Diary

Richard Bernstein

Charlie Rose was on my book-promotion schedule yesterday, and so I was on Charlie Rose. He asked me how the trip that I took in writing Ultimate Journey had changed me. And it did change me, though in ways that are not easy to describe. I tried my best to explain, but the main thing I said was, “Well, I got married.”

Well, I did get married after I came home, and I might not have had I not done my China-to-India-and-back trip. I probably would have remained stuck in what I psychobabble-ishly refer to as my commitment-phobia. My wife and I also would not have traveled together through the kinds of magnificently harsh landscapes that can bring you closer together. If you get along with your partner while trekking overland from New Delhi to Xian via the Kunjerab Pass and the southern oases of the Takla Makan desert, you’re likely to get along through just about anything.

I’ve been on Charlie Rose before and have always liked the experience. At the same time, probably because his program is so important in the book-flogging department, I have always walked away from his studio full of what the French call thoughts of the stairwell—the clever things you realize you could have said minutes after you leave the dinner party, and it’s too late.

In fact, it’s a rare author who can do as good a job talking about his or her book as the book can do talking about itself. And that, I suppose, is the root cause of my usual post-interview stairwell reflections. You promote your book in the hopes that you’ll convince somebody to read it—not just because you need the royalties (even if you do) but also because that’s why you wrote it, to be read. So, you do the promotion tour even as you feel that the few sentences you can utter under the pressure of television or radio time can never do the book justice.
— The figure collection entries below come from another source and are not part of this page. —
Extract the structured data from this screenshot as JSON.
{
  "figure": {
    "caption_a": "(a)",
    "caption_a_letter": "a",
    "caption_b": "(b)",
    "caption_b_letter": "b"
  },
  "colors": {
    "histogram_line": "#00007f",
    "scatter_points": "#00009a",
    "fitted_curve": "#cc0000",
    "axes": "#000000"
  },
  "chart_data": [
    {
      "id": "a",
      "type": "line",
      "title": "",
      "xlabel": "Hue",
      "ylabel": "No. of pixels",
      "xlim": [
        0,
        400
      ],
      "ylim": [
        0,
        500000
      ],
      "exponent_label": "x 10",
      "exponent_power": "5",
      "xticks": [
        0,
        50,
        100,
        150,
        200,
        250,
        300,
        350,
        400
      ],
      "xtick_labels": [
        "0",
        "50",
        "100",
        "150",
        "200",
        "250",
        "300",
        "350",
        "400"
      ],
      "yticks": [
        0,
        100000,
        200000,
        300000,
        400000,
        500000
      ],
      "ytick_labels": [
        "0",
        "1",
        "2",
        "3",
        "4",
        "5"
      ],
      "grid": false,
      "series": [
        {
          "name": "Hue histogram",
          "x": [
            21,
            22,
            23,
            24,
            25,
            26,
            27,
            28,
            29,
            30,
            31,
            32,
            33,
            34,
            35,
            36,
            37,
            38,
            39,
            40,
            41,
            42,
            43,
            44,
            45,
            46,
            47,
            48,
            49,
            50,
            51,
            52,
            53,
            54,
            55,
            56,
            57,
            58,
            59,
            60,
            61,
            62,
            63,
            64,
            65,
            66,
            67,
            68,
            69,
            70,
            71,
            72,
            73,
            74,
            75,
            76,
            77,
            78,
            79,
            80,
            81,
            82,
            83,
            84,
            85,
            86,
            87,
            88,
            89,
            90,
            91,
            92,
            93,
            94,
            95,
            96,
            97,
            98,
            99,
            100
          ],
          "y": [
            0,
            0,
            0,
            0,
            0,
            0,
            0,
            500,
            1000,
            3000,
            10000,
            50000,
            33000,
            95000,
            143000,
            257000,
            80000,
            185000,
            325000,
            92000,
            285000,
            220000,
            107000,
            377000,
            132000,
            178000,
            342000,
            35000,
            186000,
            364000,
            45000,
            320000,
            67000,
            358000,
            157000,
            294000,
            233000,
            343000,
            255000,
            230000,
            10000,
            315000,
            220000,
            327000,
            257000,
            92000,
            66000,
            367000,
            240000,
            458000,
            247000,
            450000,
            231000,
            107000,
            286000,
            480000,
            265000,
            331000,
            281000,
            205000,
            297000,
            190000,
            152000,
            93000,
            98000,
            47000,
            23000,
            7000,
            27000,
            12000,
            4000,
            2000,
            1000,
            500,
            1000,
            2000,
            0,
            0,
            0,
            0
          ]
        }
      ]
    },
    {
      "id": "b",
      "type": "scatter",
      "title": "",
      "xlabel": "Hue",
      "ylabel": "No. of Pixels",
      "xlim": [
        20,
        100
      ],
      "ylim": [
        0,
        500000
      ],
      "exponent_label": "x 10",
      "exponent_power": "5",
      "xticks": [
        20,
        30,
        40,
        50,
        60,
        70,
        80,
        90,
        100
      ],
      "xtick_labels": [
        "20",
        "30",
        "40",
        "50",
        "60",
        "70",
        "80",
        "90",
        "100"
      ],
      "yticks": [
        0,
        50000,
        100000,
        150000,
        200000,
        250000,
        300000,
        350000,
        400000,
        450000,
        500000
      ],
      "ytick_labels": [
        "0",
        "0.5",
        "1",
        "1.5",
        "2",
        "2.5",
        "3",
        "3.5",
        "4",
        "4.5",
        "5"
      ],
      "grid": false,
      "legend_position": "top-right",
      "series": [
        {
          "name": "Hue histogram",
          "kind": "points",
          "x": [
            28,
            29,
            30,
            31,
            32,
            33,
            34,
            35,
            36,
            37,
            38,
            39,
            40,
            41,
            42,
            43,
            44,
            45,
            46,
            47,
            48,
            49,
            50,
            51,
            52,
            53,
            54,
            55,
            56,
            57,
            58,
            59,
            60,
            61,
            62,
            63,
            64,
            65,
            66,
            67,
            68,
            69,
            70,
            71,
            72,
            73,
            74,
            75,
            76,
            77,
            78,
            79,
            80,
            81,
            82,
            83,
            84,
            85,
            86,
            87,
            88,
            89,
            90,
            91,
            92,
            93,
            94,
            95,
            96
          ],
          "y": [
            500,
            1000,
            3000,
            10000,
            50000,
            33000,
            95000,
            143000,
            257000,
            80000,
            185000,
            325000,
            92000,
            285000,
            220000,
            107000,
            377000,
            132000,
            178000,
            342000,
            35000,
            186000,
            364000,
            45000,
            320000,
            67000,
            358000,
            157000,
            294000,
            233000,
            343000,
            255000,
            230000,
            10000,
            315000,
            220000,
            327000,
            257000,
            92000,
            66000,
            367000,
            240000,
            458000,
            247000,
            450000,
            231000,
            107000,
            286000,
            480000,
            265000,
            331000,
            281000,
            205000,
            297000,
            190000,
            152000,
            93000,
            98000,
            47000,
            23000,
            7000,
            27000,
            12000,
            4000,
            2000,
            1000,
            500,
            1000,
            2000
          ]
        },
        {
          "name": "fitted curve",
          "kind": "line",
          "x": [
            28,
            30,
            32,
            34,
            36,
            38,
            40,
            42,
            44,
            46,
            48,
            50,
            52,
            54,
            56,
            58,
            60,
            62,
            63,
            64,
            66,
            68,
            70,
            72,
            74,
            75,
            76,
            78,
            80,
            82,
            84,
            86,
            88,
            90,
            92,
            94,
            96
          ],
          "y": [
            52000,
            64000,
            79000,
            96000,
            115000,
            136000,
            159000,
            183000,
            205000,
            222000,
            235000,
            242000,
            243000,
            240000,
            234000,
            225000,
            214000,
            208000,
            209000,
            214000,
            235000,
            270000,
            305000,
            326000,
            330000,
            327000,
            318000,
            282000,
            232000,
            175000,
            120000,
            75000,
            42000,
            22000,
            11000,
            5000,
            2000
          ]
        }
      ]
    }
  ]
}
I may have some special feelings about this as a critic of other people’s books. I feel, if truth be told, that I do a better job of crystallizing the essence of somebody else’s book than I do my own. I suppose it’s because I’m too close to my own work, my mind too cluttered with the stuff of its contents. I’ve had the experience with Ultimate Journey of reading a phrase of description that crisply captured a meaning that I have circled around wordily, cawing like a crow. Alexander Frater, my reviewer in last Sunday’s Times, used the phrase “attainment of serenity” to describe the goal of the Chinese monk whose seventh-century journey from China to India is the one that I retraced. That’s it! I said to myself. He was trying to attain serenity, and so was I! That’s the whole point. Why didn’t I think to put it that way myself?

I didn’t even think to put it that way on Charlie Rose. And, even though I blurted out, “Well, I got married!” I didn’t find a way to talk about the importance of the trip in achieving the necessary wisdom for that either. I didn’t feel there was time for the story of how before dawn one morning in a place called Kucha, my then-girlfriend, Zhongmei, took me to the train station and then left me there, since she had to get on a train in the other direction later that day to take care of some business at home. I didn’t tell Charlie how our little Xia-li taxi threw shafts of yellow light into the dawn’s dusty air. I didn’t talk about how I went off to my next destination by train and after that took a 14-hour nighttime bus ride through the desert from Aksu to Kashgar, mesmerized by the occasional lights of trucks wobbling toward us in the distance and seeming to take a long time actually to reach us.

I had many thoughts on that trip as the bus rattled down the desert road, shuddering past clots of men huddled around lonely fires with their camels looking down at them in that camellike way. But the main thought I had was of myself traversing the outlandishly foreign and faraway Takla Makan in one direction while Zhongmei traversed it in another, and I knew that I didn’t want to be going in opposite directions from her any more.

I suppose I could have told that story on Charlie Rose; I wish I had. But I also know that I wouldn’t have been able to tell it as well as I wrote it in my book.